The `/moderate` endpoint accepts different content types through the `content` object:

<CardGroup cols={2}>
  <Card title="Text" icon="align-left" href="/api-reference/moderate/analyze-text">
    Analyze text content
  </Card>

  <Card title="Image" icon="image" href="/api-reference/moderate/analyze-image">
    Analyze image content
  </Card>

  <Card title="Object" icon="brackets-curly" href="/api-reference/moderate/analyze-object">
    Analyze mixed content types
  </Card>

  <Card title="Video" icon="film" href="/api-reference/moderate/analyze-video">
    Analyze video content
  </Card>

  <Card title="Audio" icon="waveform-lines" href="/api-reference/moderate/analyze-audio">
    Analyze audio content
  </Card>
</CardGroup>

### Text

Text moderation is the most common type.

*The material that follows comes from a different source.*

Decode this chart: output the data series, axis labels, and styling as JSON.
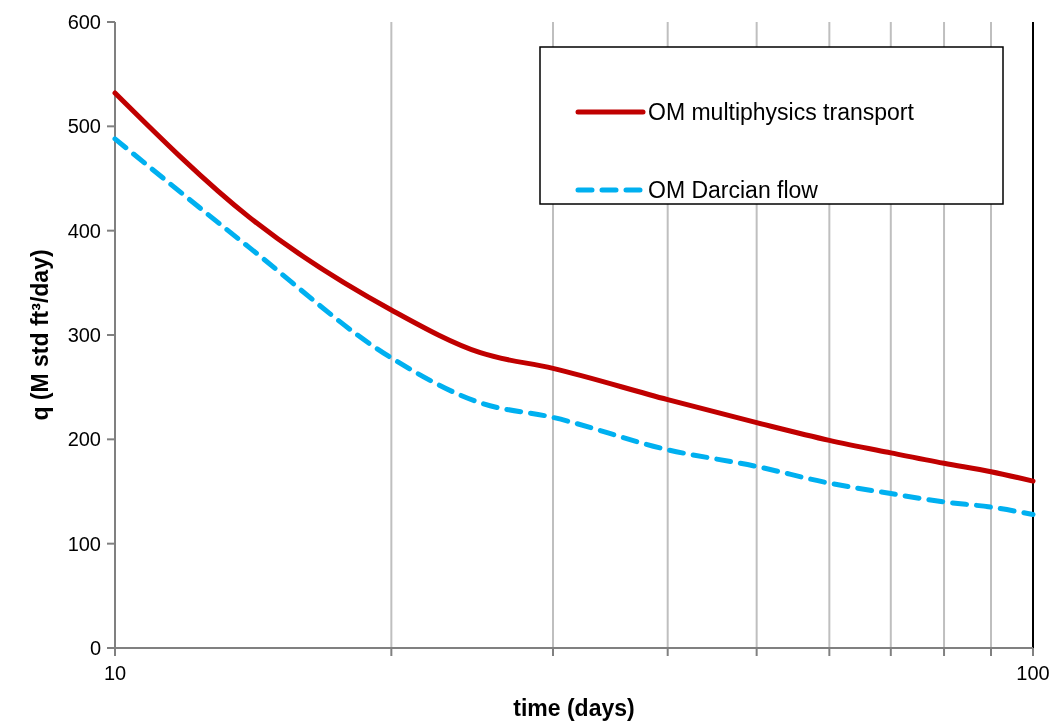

Use it for:

* Chat messages
* Forum posts
* Comments
* Reviews
* Product descriptions
* Profile bios

```javascript theme={"theme":"nord"}
const result = await moderationApi.content.submit({
  content: {
    type: "text",
    text: "Hello world!",
  },
});
```

If you're analyzing chat messages or thread-based content, enable [context awareness](#context-awareness) for better accuracy.

### Image

Image moderation analyzes visual content to detect inappropriate or harmful images, including nudity, violence, or other objectionable content.

```javascript theme={"theme":"nord"}
const result = await moderationApi.content.submit({
  content: {
    type: "image",
    url: "https://example.com/image.jpg",
  },
});
```

### Object

Object moderation analyzes multiple fields at once, useful for moderating entire entities like user profiles or product listings.

```javascript theme={"theme":"nord"}
const result = await moderationApi.content.submit({
  content: {
    type: "object",
    data: {
      title: { type: "text", text: "Product name" },
      description: { type: "text", text: "Product description" },
      image: { type: "image", url: "https://example.com/product.jpg" },
    },
  },
  metaType: "product",
});
```

The response includes `flagged_fields` in each policy result, showing which specific fields triggered the flag.

### Audio

Audio files are automatically transcribed to text, then analyzed by all enabled text-based policies. Useful for podcasts, voice messages, or other audio content. See [Analyze audio](/content-moderation/analyze-audio) for supported formats, limits, and transcription quality settings.

```javascript theme={"theme":"nord"}
const result = await moderationApi.content.submit({
  content: {
    type: "audio",
    url: "https://example.com/audio.mp3",
  },
});
```

### Video

Frames are sampled from the video and analyzed by all enabled image-based policies, detecting inappropriate scenes such as nudity or other objectionable content. See [Analyze videos](/content-moderation/analyze-videos) for supported formats, limits, and frame sampling settings.

```javascript theme={"theme":"nord"}
const result = await moderationApi.content.submit({
  content: {
    type: "video",
    url: "https://example.com/video.mp4",
  },
});
```

***

## Opt out of content store

Set `doNotStore` to `true` to prevent the content from being stored. The content will still be analyzed but won't appear in the dashboard or review queues.

```javascript theme={"theme":"nord"}
const result = await moderationApi.content.submit({
  content: {
    type: "text",
    text: "Hello world!",
  },
  doNotStore: true,
});
```

<Warning>
  Setting `doNotStore` to `true` will make parts of the moderation dashboard less useful, as content won't be available for review or analysis.
</Warning>

<Warning>
  Do not disable content storage if you want to train or optimize models based on your data.